Muaviye b. Haybetül-Kuşeyrî şöyle diyor:

Rasulullah (sallallahu aleyhi ve sellem)'in Ali'ye:

“Sana buğzederek ölen kimse, yahûdî veya nasrânî olarak ölürse umursama!” dediğini işittim.

Biz, muhalifimizin buna benzer hadis rivayet etmekle beraber, güvenilir âlimlerimizin de bunlara benzer daha birçok hadis rivayet ettiklerini gördüğümüz için, bu hadislere müracaat etmemiz ve onların dışındakilere de sırt çevirmemiz vacip oldu.”

 

Ey Râfizî!

Haberin sıhhatini talep ediyoruz. Muvaffak b. Ahmed b. İshak adındaki Haverzem hatibinin mücerred nakli haberin sübûtuna delâlet edemez. Öyle ki bahsettiğin bu adam teliflerini uydurma haberlerle doldurmuştur. Bu te'liflerine hayret eden sadık muhaddisler, Allah'ım! Seni tenzih ediyoruz, bu ne büyük iftiradır, demekten kendilerini alamazlar.

Hadîs ilmini bilenler, yukarıda zikredilen haberle benzeri haberlerin, ashab ve tabiîn asırlarının sona ermesinden sonra yalancılar tarafından uydurulan yalanlar olduklarını gayet iyi bilirler.

Biz, tevatür derecesine varan haberlerle biliyoruz ki; Ensar ve Muhacirler Allah ve Resulünü severlerdi. Rasulullah da onları gayet iyi seviyordu. Rasulullah (sallallahu aleyhi ve sellem)'den sonra imam, o yüce ashab'ın ittifakı ile Ebubekir (r.a.)'dir. Yakinen bildiğimiz bu haberleri, yalan haberlerle reddetmemiz nasıl mümkün olabilir?

Kaldı ki, Râfizî'nin bu iddiaları az da olsa kendisine itimad edilen hiçbir eserde mevcud değildir. Bütün bunlardan başka Allah (c.c.)'ın kitabı, bir çok yerlerinde Allah (c.c.)'ın muhacir, ensar ve onlara iyilikle tabî olanlardan razı olduğunu açıkça beyan ediyor.

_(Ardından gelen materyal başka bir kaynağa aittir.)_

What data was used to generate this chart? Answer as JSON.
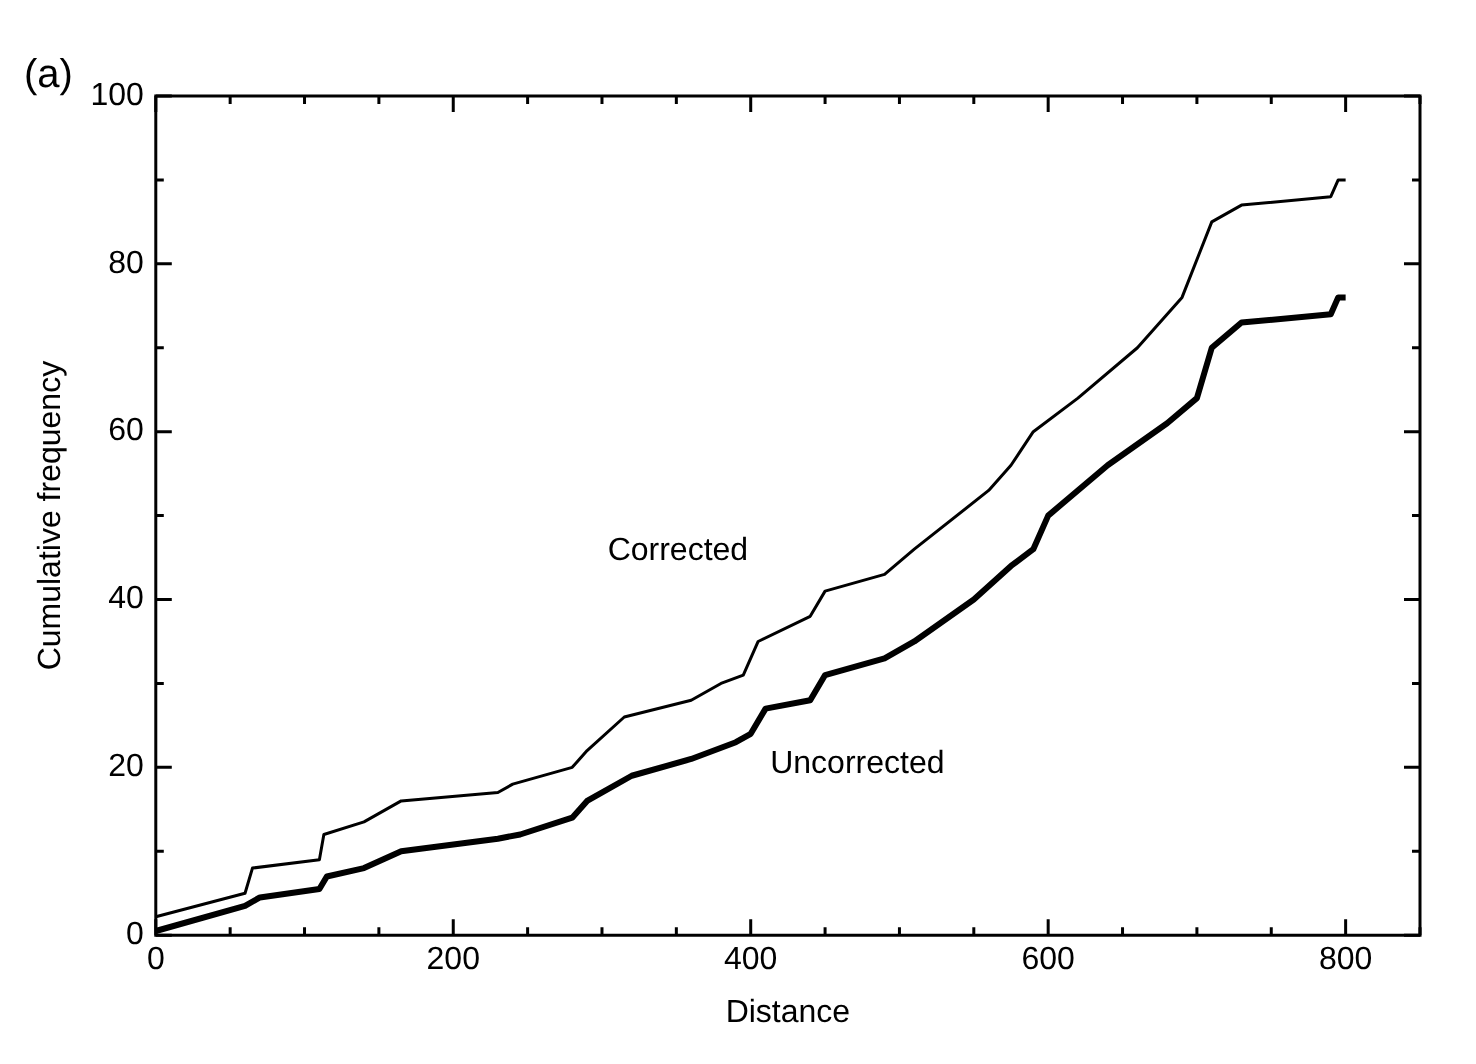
{
  "chart_data": {
    "type": "line",
    "xlabel": "Distance",
    "ylabel": "Cumulative frequency",
    "annotations": [
      "(a)"
    ],
    "xlim": [
      0,
      850
    ],
    "ylim": [
      0,
      100
    ],
    "xticks": [
      0,
      200,
      400,
      600,
      800
    ],
    "yticks": [
      0,
      20,
      40,
      60,
      80,
      100
    ],
    "grid": false,
    "legend": false,
    "marker": "none",
    "line_style": "solid",
    "series": [
      {
        "name": "Corrected",
        "color": "#000000",
        "x": [
          0,
          60,
          65,
          110,
          113,
          140,
          165,
          230,
          240,
          280,
          290,
          315,
          360,
          380,
          395,
          405,
          440,
          450,
          490,
          510,
          560,
          575,
          590,
          620,
          660,
          690,
          710,
          730,
          790,
          795,
          800
        ],
        "values": [
          2.2,
          5,
          8,
          9,
          12,
          13.5,
          16,
          17,
          18,
          20,
          22,
          26,
          28,
          30,
          31,
          35,
          38,
          41,
          43,
          46,
          53,
          56,
          60,
          64,
          70,
          76,
          85,
          87,
          88,
          90,
          90
        ]
      },
      {
        "name": "Uncorrected",
        "color": "#000000",
        "x": [
          0,
          60,
          70,
          110,
          115,
          140,
          165,
          230,
          245,
          280,
          290,
          320,
          360,
          390,
          400,
          410,
          440,
          450,
          490,
          510,
          550,
          575,
          590,
          600,
          640,
          680,
          700,
          710,
          730,
          790,
          795,
          800
        ],
        "values": [
          0.5,
          3.5,
          4.5,
          5.5,
          7,
          8,
          10,
          11.5,
          12,
          14,
          16,
          19,
          21,
          23,
          24,
          27,
          28,
          31,
          33,
          35,
          40,
          44,
          46,
          50,
          56,
          61,
          64,
          70,
          73,
          74,
          76,
          76
        ]
      }
    ]
  }
}
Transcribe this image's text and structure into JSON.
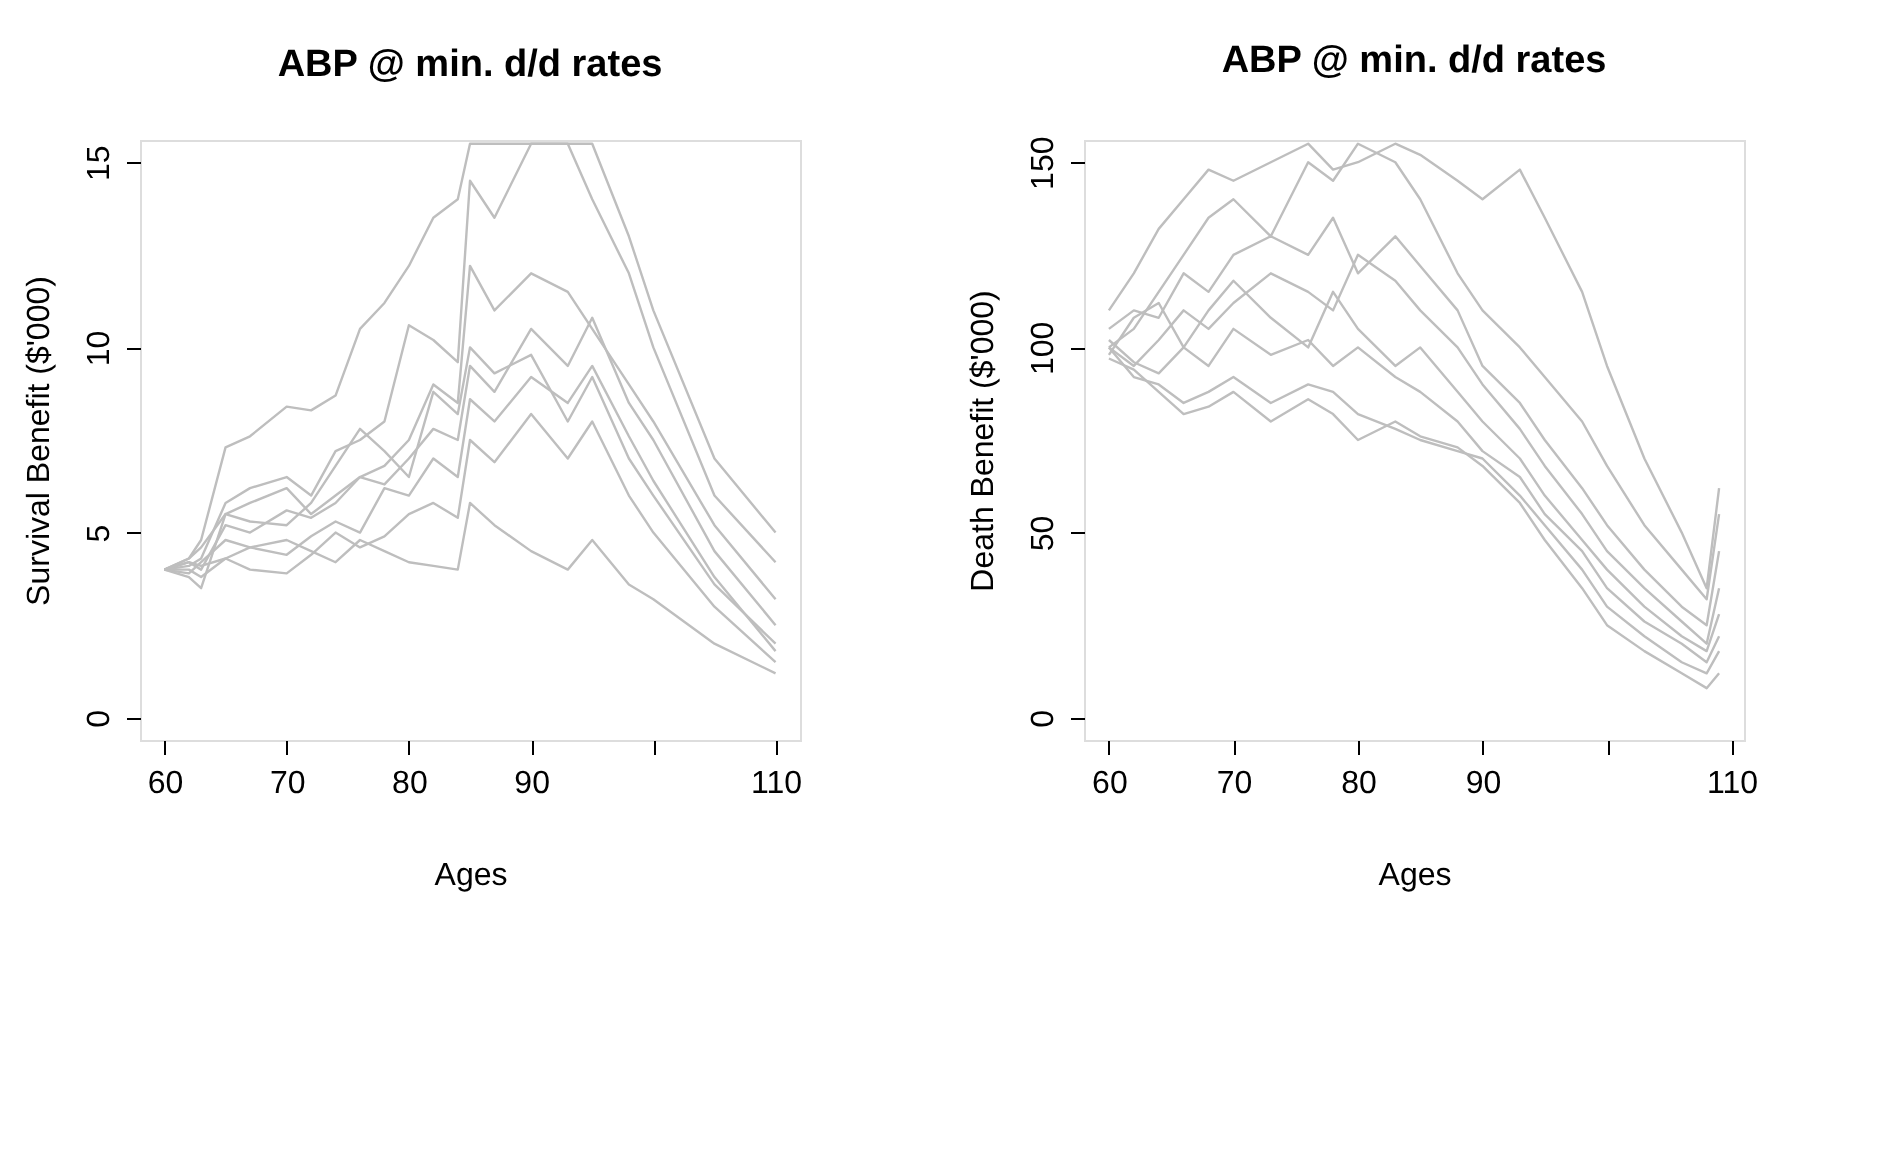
{
  "chart_data": [
    {
      "type": "line",
      "title": "ABP @ min. d/d rates",
      "xlabel": "Ages",
      "ylabel": "Survival Benefit ($'000)",
      "xlim": [
        58,
        112
      ],
      "xticks": [
        60,
        70,
        80,
        90,
        {
          "value": 100,
          "label": null
        },
        110
      ],
      "ylim": [
        -0.6,
        15.6
      ],
      "yticks": [
        0,
        5,
        10,
        15
      ],
      "grid": false,
      "legend": false,
      "x": [
        60,
        62,
        63,
        65,
        67,
        70,
        72,
        74,
        76,
        78,
        80,
        82,
        84,
        85,
        87,
        90,
        93,
        95,
        98,
        100,
        105,
        110
      ],
      "series": [
        {
          "color": "#bebebe",
          "values": [
            4,
            4.3,
            4.8,
            7.3,
            7.6,
            8.4,
            8.3,
            8.7,
            10.5,
            11.2,
            12.2,
            13.5,
            14,
            15.5,
            15.5,
            15.5,
            15.5,
            15.5,
            13,
            11,
            7,
            5
          ]
        },
        {
          "color": "#bebebe",
          "values": [
            4,
            4.1,
            4.3,
            5.8,
            6.2,
            6.5,
            6.0,
            7.2,
            7.5,
            8,
            10.6,
            10.2,
            9.6,
            14.5,
            13.5,
            15.5,
            15.5,
            14,
            12,
            10,
            6,
            4.2
          ]
        },
        {
          "color": "#bebebe",
          "values": [
            4,
            3.8,
            3.5,
            5.5,
            5.8,
            6.2,
            5.5,
            6.0,
            6.5,
            6.8,
            7.5,
            9.0,
            8.5,
            12.2,
            11,
            12,
            11.5,
            10.5,
            9,
            8,
            5.2,
            3.2
          ]
        },
        {
          "color": "#bebebe",
          "values": [
            4,
            4.2,
            4.0,
            5.2,
            5.0,
            5.6,
            5.4,
            5.8,
            6.5,
            6.3,
            7.0,
            7.8,
            7.5,
            9.5,
            8.8,
            10.5,
            9.5,
            10.8,
            8.5,
            7.5,
            4.5,
            2.5
          ]
        },
        {
          "color": "#bebebe",
          "values": [
            4,
            4.3,
            4.6,
            5.5,
            5.3,
            5.2,
            5.8,
            6.8,
            7.8,
            7.2,
            6.5,
            8.8,
            8.2,
            10,
            9.3,
            9.8,
            8.0,
            9.2,
            7.0,
            6.0,
            3.6,
            2.0
          ]
        },
        {
          "color": "#bebebe",
          "values": [
            4,
            3.9,
            4.2,
            4.8,
            4.6,
            4.4,
            4.9,
            5.3,
            5.0,
            6.2,
            6.0,
            7.0,
            6.5,
            8.6,
            8.0,
            9.2,
            8.5,
            9.5,
            7.6,
            6.4,
            3.8,
            1.8
          ]
        },
        {
          "color": "#bebebe",
          "values": [
            4,
            4.0,
            3.8,
            4.3,
            4.0,
            3.9,
            4.4,
            5.0,
            4.6,
            4.9,
            5.5,
            5.8,
            5.4,
            7.5,
            6.9,
            8.2,
            7.0,
            8.0,
            6.0,
            5.0,
            3.0,
            1.5
          ]
        },
        {
          "color": "#bebebe",
          "values": [
            4,
            4.2,
            4.1,
            4.3,
            4.6,
            4.8,
            4.5,
            4.2,
            4.8,
            4.5,
            4.2,
            4.1,
            4.0,
            5.8,
            5.2,
            4.5,
            4.0,
            4.8,
            3.6,
            3.2,
            2.0,
            1.2
          ]
        }
      ]
    },
    {
      "type": "line",
      "title": "ABP @ min. d/d rates",
      "xlabel": "Ages",
      "ylabel": "Death Benefit ($'000)",
      "xlim": [
        58,
        111
      ],
      "xticks": [
        60,
        70,
        80,
        90,
        {
          "value": 100,
          "label": null
        },
        110
      ],
      "ylim": [
        -6,
        156
      ],
      "yticks": [
        0,
        50,
        100,
        150
      ],
      "grid": false,
      "legend": false,
      "x": [
        60,
        62,
        64,
        66,
        68,
        70,
        73,
        76,
        78,
        80,
        83,
        85,
        88,
        90,
        93,
        95,
        98,
        100,
        103,
        106,
        108,
        109
      ],
      "series": [
        {
          "color": "#bebebe",
          "values": [
            110,
            120,
            132,
            140,
            148,
            145,
            150,
            155,
            148,
            150,
            155,
            152,
            145,
            140,
            148,
            135,
            115,
            95,
            70,
            50,
            35,
            62
          ]
        },
        {
          "color": "#bebebe",
          "values": [
            100,
            105,
            115,
            125,
            135,
            140,
            130,
            150,
            145,
            155,
            150,
            140,
            120,
            110,
            100,
            92,
            80,
            68,
            52,
            40,
            32,
            55
          ]
        },
        {
          "color": "#bebebe",
          "values": [
            105,
            110,
            108,
            120,
            115,
            125,
            130,
            125,
            135,
            120,
            130,
            122,
            110,
            95,
            85,
            75,
            62,
            52,
            40,
            30,
            25,
            45
          ]
        },
        {
          "color": "#bebebe",
          "values": [
            100,
            95,
            102,
            110,
            105,
            112,
            120,
            115,
            110,
            125,
            118,
            110,
            100,
            90,
            78,
            68,
            55,
            45,
            35,
            26,
            20,
            35
          ]
        },
        {
          "color": "#bebebe",
          "values": [
            98,
            108,
            112,
            100,
            110,
            118,
            108,
            100,
            115,
            105,
            95,
            100,
            88,
            80,
            70,
            60,
            48,
            40,
            30,
            22,
            18,
            28
          ]
        },
        {
          "color": "#bebebe",
          "values": [
            102,
            96,
            93,
            100,
            95,
            105,
            98,
            102,
            95,
            100,
            92,
            88,
            80,
            72,
            65,
            55,
            45,
            35,
            26,
            20,
            15,
            22
          ]
        },
        {
          "color": "#bebebe",
          "values": [
            100,
            92,
            90,
            85,
            88,
            92,
            85,
            90,
            88,
            82,
            78,
            75,
            72,
            70,
            60,
            52,
            40,
            30,
            22,
            15,
            12,
            18
          ]
        },
        {
          "color": "#bebebe",
          "values": [
            97,
            94,
            88,
            82,
            84,
            88,
            80,
            86,
            82,
            75,
            80,
            76,
            73,
            68,
            58,
            48,
            35,
            25,
            18,
            12,
            8,
            12
          ]
        }
      ]
    }
  ]
}
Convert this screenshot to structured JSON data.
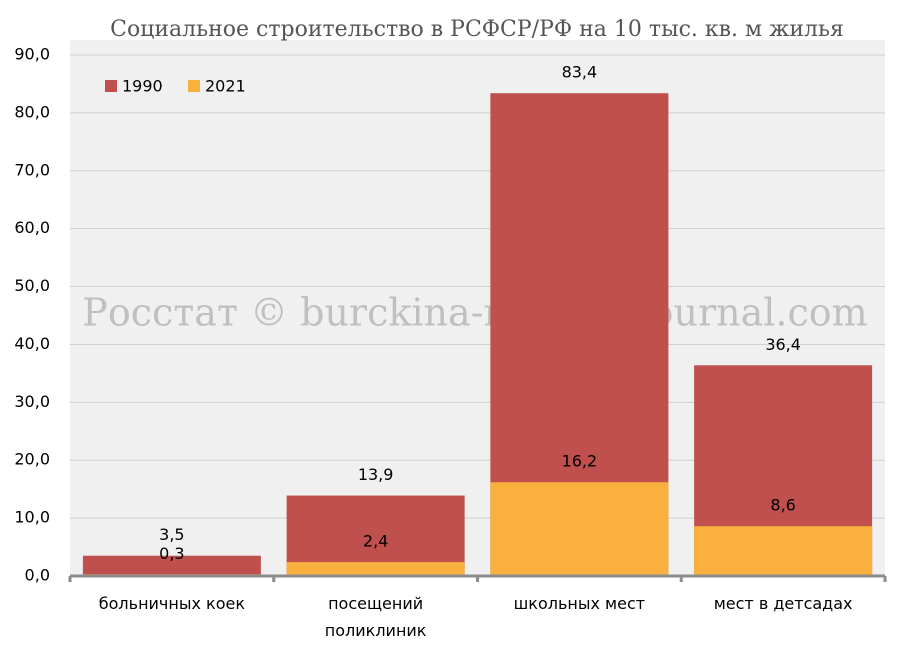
{
  "chart_data": {
    "type": "bar",
    "overlap": true,
    "title": "Социальное строительство в РСФСР/РФ на 10 тыс. кв. м жилья",
    "annotation": "Росстат © burckina-new.livejournal.com",
    "categories": [
      "больничных коек",
      "посещений поликлиник",
      "школьных мест",
      "мест в детсадах"
    ],
    "series": [
      {
        "name": "1990",
        "color": "#c0504d",
        "values": [
          3.5,
          13.9,
          83.4,
          36.4
        ],
        "value_labels": [
          "3,5",
          "13,9",
          "83,4",
          "36,4"
        ]
      },
      {
        "name": "2021",
        "color": "#f9b03c",
        "values": [
          0.3,
          2.4,
          16.2,
          8.6
        ],
        "value_labels": [
          "0,3",
          "2,4",
          "16,2",
          "8,6"
        ]
      }
    ],
    "ylim": [
      0,
      90
    ],
    "yticks": [
      {
        "value": 0,
        "label": "0,0"
      },
      {
        "value": 10,
        "label": "10,0"
      },
      {
        "value": 20,
        "label": "20,0"
      },
      {
        "value": 30,
        "label": "30,0"
      },
      {
        "value": 40,
        "label": "40,0"
      },
      {
        "value": 50,
        "label": "50,0"
      },
      {
        "value": 60,
        "label": "60,0"
      },
      {
        "value": 70,
        "label": "70,0"
      },
      {
        "value": 80,
        "label": "80,0"
      },
      {
        "value": 90,
        "label": "90,0"
      }
    ],
    "grid": true,
    "legend": "top-left"
  }
}
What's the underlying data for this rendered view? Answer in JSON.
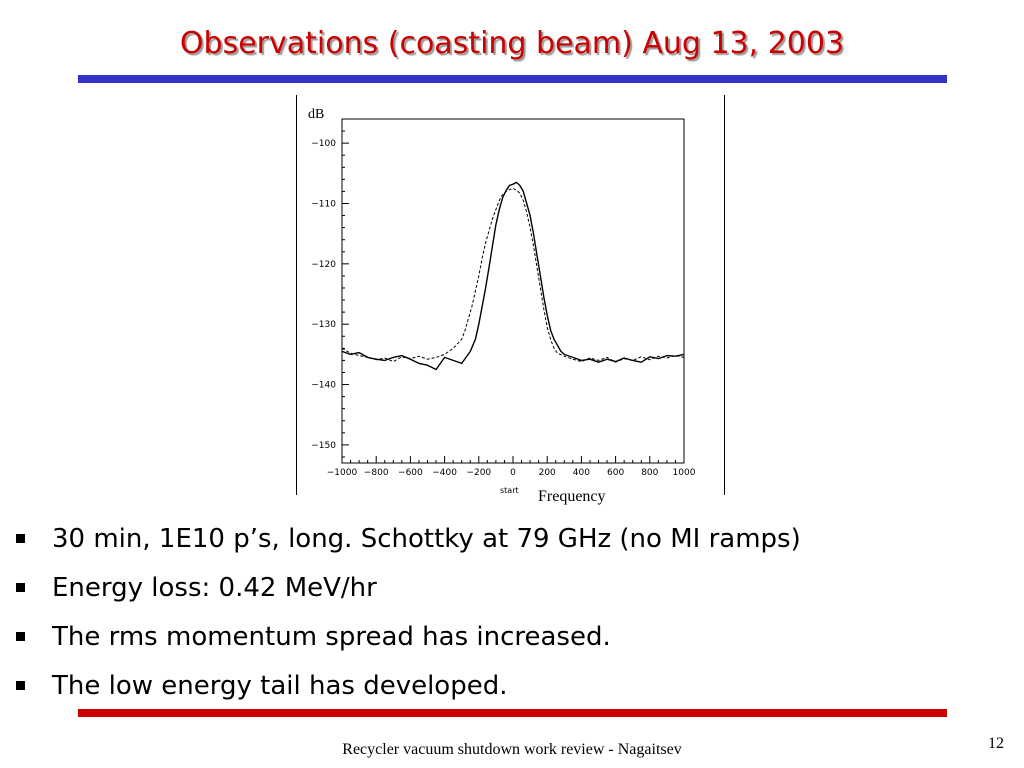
{
  "slide": {
    "title": "Observations (coasting beam) Aug 13, 2003",
    "bullets": [
      "30 min, 1E10 p’s, long. Schottky at 79 GHz (no MI ramps)",
      "Energy loss: 0.42 MeV/hr",
      "The rms momentum spread has increased.",
      "The low energy tail has developed."
    ],
    "footer": "Recycler vacuum shutdown work review - Nagaitsev",
    "page_number": "12",
    "colors": {
      "title": "#cc0000",
      "top_rule": "#3333cc",
      "bottom_rule": "#cc0000"
    }
  },
  "chart_data": {
    "type": "line",
    "ylabel": "dB",
    "xlabel": "Frequency",
    "x_sublabel": "start",
    "xlim": [
      -1000,
      1000
    ],
    "ylim": [
      -153,
      -96
    ],
    "xticks": [
      -1000,
      -800,
      -600,
      -400,
      -200,
      0,
      200,
      400,
      600,
      800,
      1000
    ],
    "yticks": [
      -150,
      -140,
      -130,
      -120,
      -110,
      -100
    ],
    "grid": false,
    "series": [
      {
        "style": "solid",
        "x": [
          -1000,
          -950,
          -900,
          -850,
          -800,
          -750,
          -700,
          -650,
          -600,
          -550,
          -500,
          -450,
          -400,
          -350,
          -300,
          -250,
          -220,
          -200,
          -180,
          -160,
          -140,
          -120,
          -100,
          -80,
          -60,
          -40,
          -20,
          0,
          20,
          40,
          60,
          80,
          100,
          120,
          140,
          160,
          180,
          200,
          220,
          240,
          260,
          280,
          300,
          350,
          400,
          450,
          500,
          550,
          600,
          650,
          700,
          750,
          800,
          850,
          900,
          950,
          1000
        ],
        "y": [
          -134.5,
          -135,
          -134.7,
          -135.5,
          -135.8,
          -136,
          -135.5,
          -135.2,
          -135.8,
          -136.5,
          -136.8,
          -137.5,
          -135.5,
          -136,
          -136.5,
          -134.5,
          -132.5,
          -130,
          -127,
          -124,
          -120.5,
          -117,
          -113.5,
          -111,
          -109,
          -107.8,
          -107,
          -106.8,
          -106.5,
          -107,
          -108,
          -110,
          -112,
          -115,
          -118.5,
          -122,
          -125.5,
          -128.5,
          -131,
          -132.5,
          -133.5,
          -134.5,
          -135,
          -135.5,
          -136,
          -135.8,
          -136.3,
          -135.8,
          -136.2,
          -135.6,
          -136,
          -136.3,
          -135.4,
          -135.7,
          -135.2,
          -135.3,
          -135
        ]
      },
      {
        "style": "dashed",
        "x": [
          -1000,
          -950,
          -900,
          -850,
          -800,
          -750,
          -700,
          -650,
          -600,
          -550,
          -500,
          -450,
          -400,
          -350,
          -300,
          -280,
          -260,
          -240,
          -220,
          -200,
          -180,
          -160,
          -140,
          -120,
          -100,
          -80,
          -60,
          -40,
          -20,
          0,
          20,
          40,
          60,
          80,
          100,
          120,
          140,
          160,
          180,
          200,
          220,
          240,
          260,
          300,
          350,
          400,
          450,
          500,
          550,
          600,
          650,
          700,
          750,
          800,
          850,
          900,
          950,
          1000
        ],
        "y": [
          -134,
          -134.8,
          -135.2,
          -135.5,
          -135.9,
          -135.6,
          -136.2,
          -135.4,
          -135.7,
          -135.3,
          -135.8,
          -135.5,
          -135,
          -134,
          -132.5,
          -131,
          -129,
          -127,
          -124.5,
          -122,
          -119,
          -116.5,
          -114.5,
          -112.5,
          -111,
          -109.5,
          -108.5,
          -108,
          -107.7,
          -107.5,
          -107.8,
          -108.3,
          -109.5,
          -111.5,
          -114,
          -117,
          -120.5,
          -124,
          -127.5,
          -130.5,
          -132.5,
          -134,
          -134.8,
          -135.3,
          -135.8,
          -136.2,
          -135.6,
          -136,
          -135.5,
          -136.3,
          -135.7,
          -136,
          -135.4,
          -135.9,
          -135.3,
          -135.6,
          -135.2,
          -135.5
        ]
      }
    ]
  }
}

Allah (c.c.) şöyle buyuruyor:

“Hakikaten Allah, (Hudeybiye'de) ağacın altında sana biat etmekte oldukları vakit, o mü'minlerden razı oldu.” (Feth: 48/18),

(Bilhassa bu ganimet), O, fukara muhacirler içindir ki, (Mekke müşriklerinin tazyiki üzerine) yurdlarından ve mallarından çıkarılmışlardır. Onlar, Allah'dan bir rızık ve rıza isterler...” (Haşr: 59/8),

“And olsun ki, Allah, Peygambere ve güçlük saatinde (Tebük savaşında çekilen sıkıntı ve mahrumiyet günlerinde) ona uyan Muhacirler'le Ensar'a lütfetti...” (Tevbe: 9/117)

Buna benzer daha birçok âyet-i kerime vardır.

 

Ey Râfizî!

Senin uydurma ve yalan haberlerinle bu nass'ları reddetmek mümkün müdür?

Kaldı ki, senin bu haberlerinde (hâşâ!) Ali'nin (r.a.) Allah ve Rasulüne olan imanını reddeden durumlar mevcuttur.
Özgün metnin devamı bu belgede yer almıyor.